The purpose of the study is to evaluate the effectiveness of MB-CART2019.1 in treating DLBCL. Participants will first receive a preparatory treatment to reduce the number of existing immune cells, known as a conditioning lymphodepletion regimen, before receiving the MB-CART2019.1 infusion. The study will monitor the participants’ response to the treatment over time, assessing how well the cancer responds and any changes in the participants’ health. Some participants may receive a placebo as part of the study to compare the effects of the treatment.

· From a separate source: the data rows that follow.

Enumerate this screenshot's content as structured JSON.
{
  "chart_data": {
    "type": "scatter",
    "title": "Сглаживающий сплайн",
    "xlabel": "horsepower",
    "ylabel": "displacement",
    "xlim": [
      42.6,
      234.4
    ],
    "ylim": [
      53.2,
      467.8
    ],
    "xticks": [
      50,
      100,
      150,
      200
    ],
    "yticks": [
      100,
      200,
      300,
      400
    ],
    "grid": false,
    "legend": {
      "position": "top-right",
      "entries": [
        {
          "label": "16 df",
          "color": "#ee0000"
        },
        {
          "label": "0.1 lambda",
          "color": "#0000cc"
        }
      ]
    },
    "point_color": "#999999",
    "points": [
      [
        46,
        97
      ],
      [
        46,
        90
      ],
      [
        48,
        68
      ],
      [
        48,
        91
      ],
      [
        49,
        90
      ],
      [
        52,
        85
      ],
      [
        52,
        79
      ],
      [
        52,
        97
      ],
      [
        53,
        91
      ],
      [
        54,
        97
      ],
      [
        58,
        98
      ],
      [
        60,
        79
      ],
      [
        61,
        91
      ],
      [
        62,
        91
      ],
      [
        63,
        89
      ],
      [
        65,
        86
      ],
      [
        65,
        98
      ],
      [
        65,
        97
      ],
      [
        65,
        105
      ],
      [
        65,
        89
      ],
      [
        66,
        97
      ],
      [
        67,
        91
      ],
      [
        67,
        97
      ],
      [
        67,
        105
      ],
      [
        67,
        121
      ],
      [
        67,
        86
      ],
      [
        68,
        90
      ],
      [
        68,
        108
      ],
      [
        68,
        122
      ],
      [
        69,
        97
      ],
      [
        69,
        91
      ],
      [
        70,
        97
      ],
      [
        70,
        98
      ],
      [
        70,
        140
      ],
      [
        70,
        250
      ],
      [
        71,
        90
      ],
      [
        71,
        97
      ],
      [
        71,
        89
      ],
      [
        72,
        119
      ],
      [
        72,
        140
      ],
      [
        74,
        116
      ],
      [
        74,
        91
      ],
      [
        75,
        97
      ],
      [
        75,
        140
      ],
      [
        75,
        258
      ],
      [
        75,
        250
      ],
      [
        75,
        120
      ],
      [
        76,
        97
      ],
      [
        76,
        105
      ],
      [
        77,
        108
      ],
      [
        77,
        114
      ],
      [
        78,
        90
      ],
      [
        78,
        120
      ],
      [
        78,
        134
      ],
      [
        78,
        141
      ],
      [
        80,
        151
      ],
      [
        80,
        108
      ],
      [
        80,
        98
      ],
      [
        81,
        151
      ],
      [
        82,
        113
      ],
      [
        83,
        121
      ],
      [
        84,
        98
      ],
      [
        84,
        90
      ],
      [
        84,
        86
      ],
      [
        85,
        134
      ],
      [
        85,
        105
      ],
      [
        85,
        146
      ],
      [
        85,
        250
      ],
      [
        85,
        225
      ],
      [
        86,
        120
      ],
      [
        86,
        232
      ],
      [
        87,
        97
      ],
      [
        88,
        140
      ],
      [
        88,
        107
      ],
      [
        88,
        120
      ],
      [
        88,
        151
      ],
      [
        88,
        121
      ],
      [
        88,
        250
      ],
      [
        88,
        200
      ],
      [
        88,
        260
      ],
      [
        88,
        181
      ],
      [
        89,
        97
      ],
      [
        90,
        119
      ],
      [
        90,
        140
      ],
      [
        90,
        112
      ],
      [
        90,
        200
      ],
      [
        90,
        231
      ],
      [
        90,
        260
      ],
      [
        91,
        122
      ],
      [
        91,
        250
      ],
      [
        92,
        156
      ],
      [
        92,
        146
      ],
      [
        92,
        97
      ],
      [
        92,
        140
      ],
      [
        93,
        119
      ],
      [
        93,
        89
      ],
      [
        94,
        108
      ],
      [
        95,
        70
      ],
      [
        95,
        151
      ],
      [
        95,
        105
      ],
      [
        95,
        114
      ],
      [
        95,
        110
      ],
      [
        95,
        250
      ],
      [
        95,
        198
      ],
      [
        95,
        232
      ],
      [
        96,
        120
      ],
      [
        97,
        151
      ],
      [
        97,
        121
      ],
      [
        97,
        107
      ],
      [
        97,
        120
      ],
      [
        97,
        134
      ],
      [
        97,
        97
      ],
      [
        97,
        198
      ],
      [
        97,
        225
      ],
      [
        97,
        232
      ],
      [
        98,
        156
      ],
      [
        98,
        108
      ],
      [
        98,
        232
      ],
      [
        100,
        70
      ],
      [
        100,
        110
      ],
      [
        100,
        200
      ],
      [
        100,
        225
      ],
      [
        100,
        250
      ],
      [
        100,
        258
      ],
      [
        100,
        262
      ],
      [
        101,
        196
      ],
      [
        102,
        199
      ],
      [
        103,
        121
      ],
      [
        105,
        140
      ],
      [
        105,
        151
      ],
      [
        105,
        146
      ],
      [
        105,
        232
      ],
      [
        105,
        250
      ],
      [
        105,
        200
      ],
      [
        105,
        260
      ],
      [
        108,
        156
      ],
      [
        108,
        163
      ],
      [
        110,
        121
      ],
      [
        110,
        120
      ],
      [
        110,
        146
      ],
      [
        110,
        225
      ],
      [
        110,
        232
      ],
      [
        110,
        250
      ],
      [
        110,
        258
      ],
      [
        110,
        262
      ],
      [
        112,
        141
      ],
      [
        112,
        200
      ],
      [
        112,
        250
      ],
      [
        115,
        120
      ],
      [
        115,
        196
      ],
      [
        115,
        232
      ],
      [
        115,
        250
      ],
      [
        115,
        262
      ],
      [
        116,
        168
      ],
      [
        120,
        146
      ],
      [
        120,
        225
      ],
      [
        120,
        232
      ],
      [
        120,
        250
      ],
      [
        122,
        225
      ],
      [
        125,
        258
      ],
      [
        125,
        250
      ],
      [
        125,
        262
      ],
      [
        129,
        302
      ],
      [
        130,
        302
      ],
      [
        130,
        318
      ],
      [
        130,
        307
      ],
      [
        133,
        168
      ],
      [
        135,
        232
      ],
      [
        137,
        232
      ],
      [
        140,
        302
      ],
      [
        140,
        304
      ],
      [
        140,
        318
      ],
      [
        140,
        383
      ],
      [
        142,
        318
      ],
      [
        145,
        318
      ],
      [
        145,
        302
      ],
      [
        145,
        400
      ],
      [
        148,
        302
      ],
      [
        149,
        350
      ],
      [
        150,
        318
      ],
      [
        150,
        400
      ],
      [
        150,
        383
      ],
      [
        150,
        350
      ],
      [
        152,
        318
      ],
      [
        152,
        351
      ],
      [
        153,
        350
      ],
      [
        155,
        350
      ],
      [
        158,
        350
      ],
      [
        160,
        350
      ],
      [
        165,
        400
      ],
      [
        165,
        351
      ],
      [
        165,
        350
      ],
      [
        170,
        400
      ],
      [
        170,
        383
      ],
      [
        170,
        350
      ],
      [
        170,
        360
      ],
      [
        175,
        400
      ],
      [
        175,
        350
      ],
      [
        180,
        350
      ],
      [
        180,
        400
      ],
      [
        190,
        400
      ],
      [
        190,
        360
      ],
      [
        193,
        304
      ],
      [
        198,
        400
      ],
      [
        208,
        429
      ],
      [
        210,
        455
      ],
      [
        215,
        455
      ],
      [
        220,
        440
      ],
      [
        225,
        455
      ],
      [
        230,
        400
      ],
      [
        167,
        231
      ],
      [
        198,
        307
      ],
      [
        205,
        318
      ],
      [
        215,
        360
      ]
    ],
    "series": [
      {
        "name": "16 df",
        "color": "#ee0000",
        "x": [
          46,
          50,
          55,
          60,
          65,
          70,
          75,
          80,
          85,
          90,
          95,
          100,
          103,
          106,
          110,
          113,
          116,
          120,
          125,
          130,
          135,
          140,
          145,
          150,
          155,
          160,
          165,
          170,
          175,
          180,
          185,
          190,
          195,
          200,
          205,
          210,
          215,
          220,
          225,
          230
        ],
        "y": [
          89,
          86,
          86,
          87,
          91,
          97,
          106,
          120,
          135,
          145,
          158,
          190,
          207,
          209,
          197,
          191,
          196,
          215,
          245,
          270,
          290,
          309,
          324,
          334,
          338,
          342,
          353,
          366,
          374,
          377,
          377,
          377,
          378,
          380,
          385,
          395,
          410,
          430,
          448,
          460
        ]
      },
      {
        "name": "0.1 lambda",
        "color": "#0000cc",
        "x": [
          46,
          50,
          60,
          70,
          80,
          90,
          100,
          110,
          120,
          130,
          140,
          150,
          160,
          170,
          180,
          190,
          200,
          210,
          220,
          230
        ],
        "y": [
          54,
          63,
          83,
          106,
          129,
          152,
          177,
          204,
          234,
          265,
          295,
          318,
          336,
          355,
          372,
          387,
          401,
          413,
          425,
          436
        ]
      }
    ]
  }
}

Throughout the study, participants will undergo regular health assessments, including imaging tests like MRI to track the progress of the treatment. The study aims to determine the overall response rate, which includes both partial and complete responses to the treatment. Additionally, the study will evaluate the duration of the response, progression-free survival, and overall survival, as well as monitor any side effects or adverse events that may occur. The study is expected to continue until 2027, with recruitment starting in 2024.

The purpose of this study is to evaluate the long-term safety of these therapies. Patients who have received these treatments will be monitored over time to check for any late-onset side effects or serious health events. This includes looking for any new or returning cancers, serious infections, or other significant health issues. The study will also track the presence of certain cells in the blood, such as B and T lymphocytes, and other health indicators like height and weight in children. The presence of any remaining modified cells from the therapy will also be checked.

Participants in this study will have regular follow-up visits where their health will be assessed. This includes checking for any signs of the cancer returning or progressing and monitoring overall survival rates. The study aims to ensure that the treatments are safe in the long term and to gather important information that can help improve future therapies. The study is expected to continue until the end of 2040, providing valuable insights into the long-term effects of these innovative treatments.

The purpose of the study is to evaluate the safety and effectiveness of UCART20x22 in patients with relapsed or refractory B-cell Non-Hodgkin Lymphoma. The study is divided into two parts: the first part aims to find the best dose of the treatment, while the second part will further test the treatment’s safety and confirm the best dose. Participants will receive the treatment through an intravenous infusion, which means it will be administered directly into a vein.

Throughout the study, participants will be closely monitored for any side effects and the treatment’s ability to control the cancer. The study will also involve other medications, such as Fludarabine and Cyclophosphamide, which are commonly used in cancer treatment. These medications help prepare the body to receive the cell therapy. The trial will continue for several years to gather comprehensive data on the treatment’s long-term effects and benefits.

The study will be conducted in different parts. Initially, the safety and tolerability of MEN1703 alone and in combination with Glofitamab will be assessed. This means researchers will monitor how well patients tolerate the medications and any side effects that may occur. Following this, the study will focus on the ability of these treatments to fight the lymphoma, which is a type of cancer that affects the lymphatic system, a part of the body’s immune system. The study will involve regular monitoring and assessments to track the progress and response of the cancer to the treatments.

Participants in the study will receive either the combination of MEN1703 and Glofitamab or MEN1703 alone. Some participants may also receive a placebo, which is a substance with no active medication, to help compare the effects of the treatments. The study aims to provide valuable information on the potential benefits and risks of these treatments for patients with this challenging form of lymphoma. The trial is expected to continue until the end of 2026, with recruitment starting in late 2024.